Conspicuously absent from the acknowledgment receipt form is any reference to an agreement by the employee to abide by the employee handbook's arbitration agreement provision.   Indeed, the line preceding each plaintiff's signature on his or her respective acknowledgment receipt form explains, “[m]y signature acknowledges that I have read and understood the statements above as well as the contents of the Handbook, and will direct any questions to my supervisor or the Director of Human Resources.”

We cannot and will not create a term of a contract between the parties that the evidence does not show was ever agreed upon by the parties.  (Code Civ.

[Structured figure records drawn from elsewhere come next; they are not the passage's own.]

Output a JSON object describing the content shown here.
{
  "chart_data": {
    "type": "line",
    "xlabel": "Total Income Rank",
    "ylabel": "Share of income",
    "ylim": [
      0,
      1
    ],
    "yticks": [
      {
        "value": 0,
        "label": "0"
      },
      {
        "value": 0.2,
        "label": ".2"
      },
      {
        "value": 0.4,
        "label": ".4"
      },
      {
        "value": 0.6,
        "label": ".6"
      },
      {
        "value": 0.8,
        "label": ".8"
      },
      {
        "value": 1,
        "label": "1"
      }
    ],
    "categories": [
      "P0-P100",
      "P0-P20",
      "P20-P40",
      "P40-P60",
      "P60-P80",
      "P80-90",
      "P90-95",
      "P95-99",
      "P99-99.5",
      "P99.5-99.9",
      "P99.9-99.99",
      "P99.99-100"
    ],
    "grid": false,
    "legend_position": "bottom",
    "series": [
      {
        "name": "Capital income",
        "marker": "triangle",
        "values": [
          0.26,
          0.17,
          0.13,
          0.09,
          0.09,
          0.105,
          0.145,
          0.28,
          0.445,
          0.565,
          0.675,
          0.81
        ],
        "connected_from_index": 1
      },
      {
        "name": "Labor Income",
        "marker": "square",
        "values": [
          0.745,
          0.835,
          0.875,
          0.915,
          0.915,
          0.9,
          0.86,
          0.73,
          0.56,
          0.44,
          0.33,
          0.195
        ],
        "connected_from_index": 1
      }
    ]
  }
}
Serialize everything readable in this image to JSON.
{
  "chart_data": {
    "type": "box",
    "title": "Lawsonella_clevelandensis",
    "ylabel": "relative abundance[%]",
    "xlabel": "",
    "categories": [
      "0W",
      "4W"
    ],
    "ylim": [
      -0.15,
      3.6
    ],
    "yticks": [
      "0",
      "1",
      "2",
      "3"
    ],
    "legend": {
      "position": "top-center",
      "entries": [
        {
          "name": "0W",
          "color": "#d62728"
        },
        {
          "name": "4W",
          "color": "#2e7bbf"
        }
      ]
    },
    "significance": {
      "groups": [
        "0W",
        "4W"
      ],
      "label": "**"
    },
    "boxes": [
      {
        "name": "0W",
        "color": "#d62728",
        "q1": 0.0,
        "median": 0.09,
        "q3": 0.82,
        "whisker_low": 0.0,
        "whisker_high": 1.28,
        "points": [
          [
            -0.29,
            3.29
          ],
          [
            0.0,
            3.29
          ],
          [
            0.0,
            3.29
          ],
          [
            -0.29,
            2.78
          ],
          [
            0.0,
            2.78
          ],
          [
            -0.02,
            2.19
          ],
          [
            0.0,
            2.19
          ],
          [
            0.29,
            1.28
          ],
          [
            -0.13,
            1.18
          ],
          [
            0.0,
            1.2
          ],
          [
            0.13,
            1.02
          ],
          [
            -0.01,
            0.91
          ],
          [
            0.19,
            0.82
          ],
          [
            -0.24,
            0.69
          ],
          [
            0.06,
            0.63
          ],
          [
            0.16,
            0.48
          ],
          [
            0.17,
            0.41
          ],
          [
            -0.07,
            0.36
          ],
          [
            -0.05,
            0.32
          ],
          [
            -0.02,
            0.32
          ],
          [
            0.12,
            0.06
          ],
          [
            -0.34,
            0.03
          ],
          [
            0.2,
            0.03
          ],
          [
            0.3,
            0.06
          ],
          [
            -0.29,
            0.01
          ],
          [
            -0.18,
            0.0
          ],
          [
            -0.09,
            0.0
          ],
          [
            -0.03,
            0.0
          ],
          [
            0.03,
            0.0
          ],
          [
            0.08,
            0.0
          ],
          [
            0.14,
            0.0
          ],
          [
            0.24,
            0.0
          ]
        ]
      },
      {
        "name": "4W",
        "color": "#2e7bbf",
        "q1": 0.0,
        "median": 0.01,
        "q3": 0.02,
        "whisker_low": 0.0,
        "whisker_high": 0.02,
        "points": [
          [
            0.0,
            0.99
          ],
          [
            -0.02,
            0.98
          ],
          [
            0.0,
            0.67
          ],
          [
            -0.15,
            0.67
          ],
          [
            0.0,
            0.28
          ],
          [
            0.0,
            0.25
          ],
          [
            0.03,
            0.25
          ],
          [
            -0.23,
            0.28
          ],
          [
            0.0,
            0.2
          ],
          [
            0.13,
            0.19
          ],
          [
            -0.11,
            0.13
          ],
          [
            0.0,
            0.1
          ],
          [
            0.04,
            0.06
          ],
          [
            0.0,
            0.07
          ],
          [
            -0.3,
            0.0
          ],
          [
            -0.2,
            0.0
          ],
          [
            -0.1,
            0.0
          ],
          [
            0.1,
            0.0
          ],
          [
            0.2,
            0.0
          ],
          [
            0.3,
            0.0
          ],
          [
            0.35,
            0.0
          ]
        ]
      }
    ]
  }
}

Proc., § 1858 [“In the construction of a statute or instrument, the office of the Judge is simply to ascertain and declare what is in terms or in substance contained therein, not to insert what has been omitted”].)   Taken as a whole, the documents submitted by defendants in support of their motion do not constitute an arbitration agreement.   We therefore conclude the trial court did not err by denying defendants' motion to compel arbitration.   Because we conclude the documents submitted in support of defendants' motion do not constitute an agreement to arbitrate, we do not need to consider other grounds relied upon by the trial court in denying defendants' motion to compel arbitration.

DISPOSITION

The order is affirmed.   Respondents shall recover costs on appeal.

FOOTNOTES

1.   Although the complaint and other documents filed in this action spell this plaintiff's last name “Metri” instead of “Mitri,” documents in the record show the latter spelling is correct.

2.   The complaint also named Merideth Katz as a defendant.   The record does not show whether Katz was ever served in this action.   Because Katz was not a moving party with regard to defendants' motion to compel the arbitration agreement, we do not further refer to her.

3.   Code of Civil Procedure section 1294, subdivision (a) provides:  “An aggrieved party may appeal from:  [¶] (a) An order dismissing or denying a petition to compel arbitration.”

FYBEL, J.

WE CONCUR:  MOORE, Acting P.J., and IKOLA, J.